Making Criteo Functional
Criteo uses a lot of Scala in its code-base. This originally started by experimentations with big data jobs and data science scripts, but quickly it became evident that Scala would be very useful for application development too.
At the beginning, like in most companies, it was first used as a “shorter Java”. But eventually, as more and more teams launched Scala projects, the practice of Scala as a real FP language improved and we started seeing the promise of more robust and safer programs. Today a large chunk of our new software projects use Scala and advanced functional programming libraries such as as cats, doobie, circe or parser combinators.
Introducing truly functional code in a large software company like Criteo is not without challenge however. Let’s talk about what’s worked well as well as where the dragons lie.
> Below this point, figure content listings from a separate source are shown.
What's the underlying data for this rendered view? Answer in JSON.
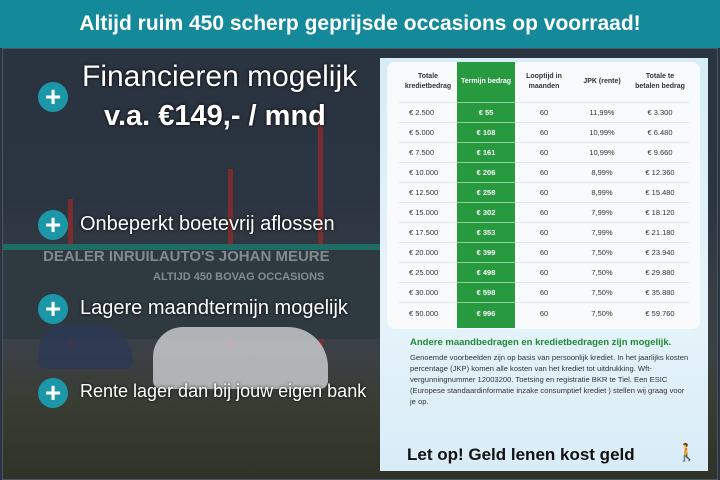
{
  "header": {
    "title": "Altijd ruim 450 scherp geprijsde occasions op voorraad!",
    "color": "#14899a"
  },
  "photo": {
    "sign_main": "DEALER INRUILAUTO'S JOHAN MEURE",
    "sign_sub": "ALTIJD 450 BOVAG OCCASIONS"
  },
  "financing": {
    "title": "Financieren mogelijk",
    "price": "v.a. €149,- / mnd"
  },
  "features": [
    "Onbeperkt boetevrij aflossen",
    "Lagere maandtermijn mogelijk",
    "Rente lager dan bij jouw eigen bank"
  ],
  "icons": {
    "bullet": "plus-circle-icon",
    "warning": "walking-person-icon"
  },
  "table": {
    "headers": [
      "Totale kredietbedrag",
      "Termijn bedrag",
      "Looptijd in maanden",
      "JPK (rente)",
      "Totale te betalen bedrag"
    ],
    "highlight_color": "#27993f",
    "rows": [
      [
        "€ 2.500",
        "€ 55",
        "60",
        "11,99%",
        "€ 3.300"
      ],
      [
        "€ 5.000",
        "€ 108",
        "60",
        "10,99%",
        "€ 6.480"
      ],
      [
        "€ 7.500",
        "€ 161",
        "60",
        "10,99%",
        "€ 9.660"
      ],
      [
        "€ 10.000",
        "€ 206",
        "60",
        "8,99%",
        "€ 12.360"
      ],
      [
        "€ 12.500",
        "€ 258",
        "60",
        "8,99%",
        "€ 15.480"
      ],
      [
        "€ 15.000",
        "€ 302",
        "60",
        "7,99%",
        "€ 18.120"
      ],
      [
        "€ 17.500",
        "€ 353",
        "60",
        "7,99%",
        "€ 21.180"
      ],
      [
        "€ 20.000",
        "€ 399",
        "60",
        "7,50%",
        "€ 23.940"
      ],
      [
        "€ 25.000",
        "€ 498",
        "60",
        "7,50%",
        "€ 29.880"
      ],
      [
        "€ 30.000",
        "€ 598",
        "60",
        "7,50%",
        "€ 35.880"
      ],
      [
        "€ 50.000",
        "€ 996",
        "60",
        "7,50%",
        "€ 59.760"
      ]
    ]
  },
  "note": {
    "title": "Andere maandbedragen en kredietbedragen zijn mogelijk.",
    "body": "Genoemde voorbeelden zijn op basis van persoonlijk krediet. In het jaarlijks kosten percentage (JKP) komen alle kosten van het krediet tot uitdrukking. Wft-vergunningnummer 12003200. Toetsing en registratie BKR te Tiel. Een ESIC (Europese standaardinformatie inzake consumptief krediet ) stellen wij graag voor je op."
  },
  "warning": "Let op! Geld lenen kost geld"
}
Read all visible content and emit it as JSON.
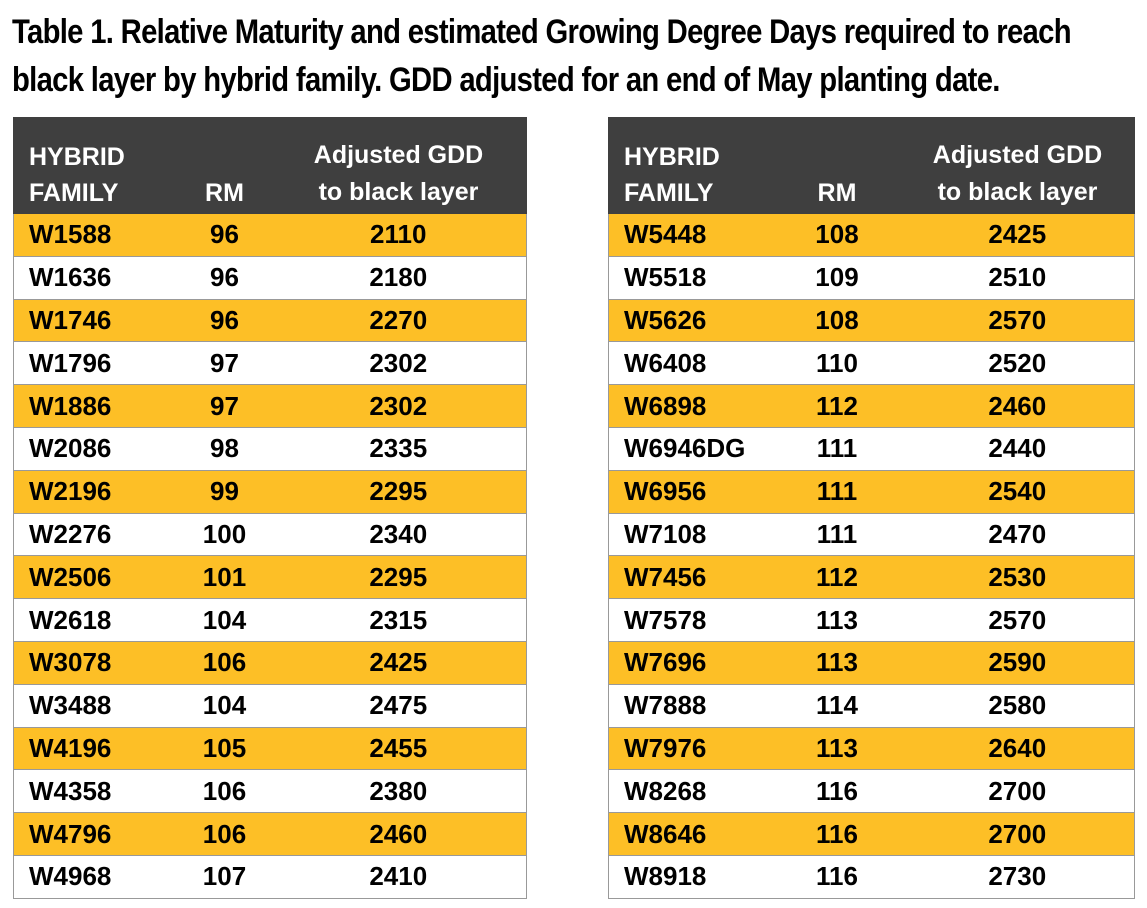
{
  "caption": {
    "line1": "Table 1. Relative Maturity and estimated Growing Degree Days required to reach",
    "line2": "black layer by hybrid family. GDD adjusted for an end of May planting date."
  },
  "colors": {
    "header_bg": "#3f3f3f",
    "highlight_row": "#fdbf26"
  },
  "tables": [
    {
      "headers": {
        "family_line1": "HYBRID",
        "family_line2": "FAMILY",
        "rm": "RM",
        "gdd_line1": "Adjusted GDD",
        "gdd_line2": "to black layer"
      },
      "rows": [
        {
          "family": "W1588",
          "rm": "96",
          "gdd": "2110"
        },
        {
          "family": "W1636",
          "rm": "96",
          "gdd": "2180"
        },
        {
          "family": "W1746",
          "rm": "96",
          "gdd": "2270"
        },
        {
          "family": "W1796",
          "rm": "97",
          "gdd": "2302"
        },
        {
          "family": "W1886",
          "rm": "97",
          "gdd": "2302"
        },
        {
          "family": "W2086",
          "rm": "98",
          "gdd": "2335"
        },
        {
          "family": "W2196",
          "rm": "99",
          "gdd": "2295"
        },
        {
          "family": "W2276",
          "rm": "100",
          "gdd": "2340"
        },
        {
          "family": "W2506",
          "rm": "101",
          "gdd": "2295"
        },
        {
          "family": "W2618",
          "rm": "104",
          "gdd": "2315"
        },
        {
          "family": "W3078",
          "rm": "106",
          "gdd": "2425"
        },
        {
          "family": "W3488",
          "rm": "104",
          "gdd": "2475"
        },
        {
          "family": "W4196",
          "rm": "105",
          "gdd": "2455"
        },
        {
          "family": "W4358",
          "rm": "106",
          "gdd": "2380"
        },
        {
          "family": "W4796",
          "rm": "106",
          "gdd": "2460"
        },
        {
          "family": "W4968",
          "rm": "107",
          "gdd": "2410"
        }
      ]
    },
    {
      "headers": {
        "family_line1": "HYBRID",
        "family_line2": "FAMILY",
        "rm": "RM",
        "gdd_line1": "Adjusted GDD",
        "gdd_line2": "to black layer"
      },
      "rows": [
        {
          "family": "W5448",
          "rm": "108",
          "gdd": "2425"
        },
        {
          "family": "W5518",
          "rm": "109",
          "gdd": "2510"
        },
        {
          "family": "W5626",
          "rm": "108",
          "gdd": "2570"
        },
        {
          "family": "W6408",
          "rm": "110",
          "gdd": "2520"
        },
        {
          "family": "W6898",
          "rm": "112",
          "gdd": "2460"
        },
        {
          "family": "W6946DG",
          "rm": "111",
          "gdd": "2440"
        },
        {
          "family": "W6956",
          "rm": "111",
          "gdd": "2540"
        },
        {
          "family": "W7108",
          "rm": "111",
          "gdd": "2470"
        },
        {
          "family": "W7456",
          "rm": "112",
          "gdd": "2530"
        },
        {
          "family": "W7578",
          "rm": "113",
          "gdd": "2570"
        },
        {
          "family": "W7696",
          "rm": "113",
          "gdd": "2590"
        },
        {
          "family": "W7888",
          "rm": "114",
          "gdd": "2580"
        },
        {
          "family": "W7976",
          "rm": "113",
          "gdd": "2640"
        },
        {
          "family": "W8268",
          "rm": "116",
          "gdd": "2700"
        },
        {
          "family": "W8646",
          "rm": "116",
          "gdd": "2700"
        },
        {
          "family": "W8918",
          "rm": "116",
          "gdd": "2730"
        }
      ]
    }
  ]
}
Coming from an imperative programming background
From the beginning Criteo was mostly a .NET shop where the main programming language was C#. It goes without saying that Criteo developers are very good, but as in most big tech companies they have mainly an imperative programming background and come from many years of Java, C# or C++.
Indeed, our interview process is optimised to find the best programmers and we ask many questions to assert that the candidates are able to find very performant solutions to difficult algorithmic problems.
We usually favor solutions employing imperative algorithms with optimal data structures. For example the recommended solution to find all the anagrams in a list of String would be along the lines of:
Bonus points if the candidate uses a null pointer as a special flag to avoid storing the intermediate list of anagrams and optimize the storage complexity! While a developer thinking more in a functional way would probably favor a solution like:
Which has exactly the same runtime complexity by the way :)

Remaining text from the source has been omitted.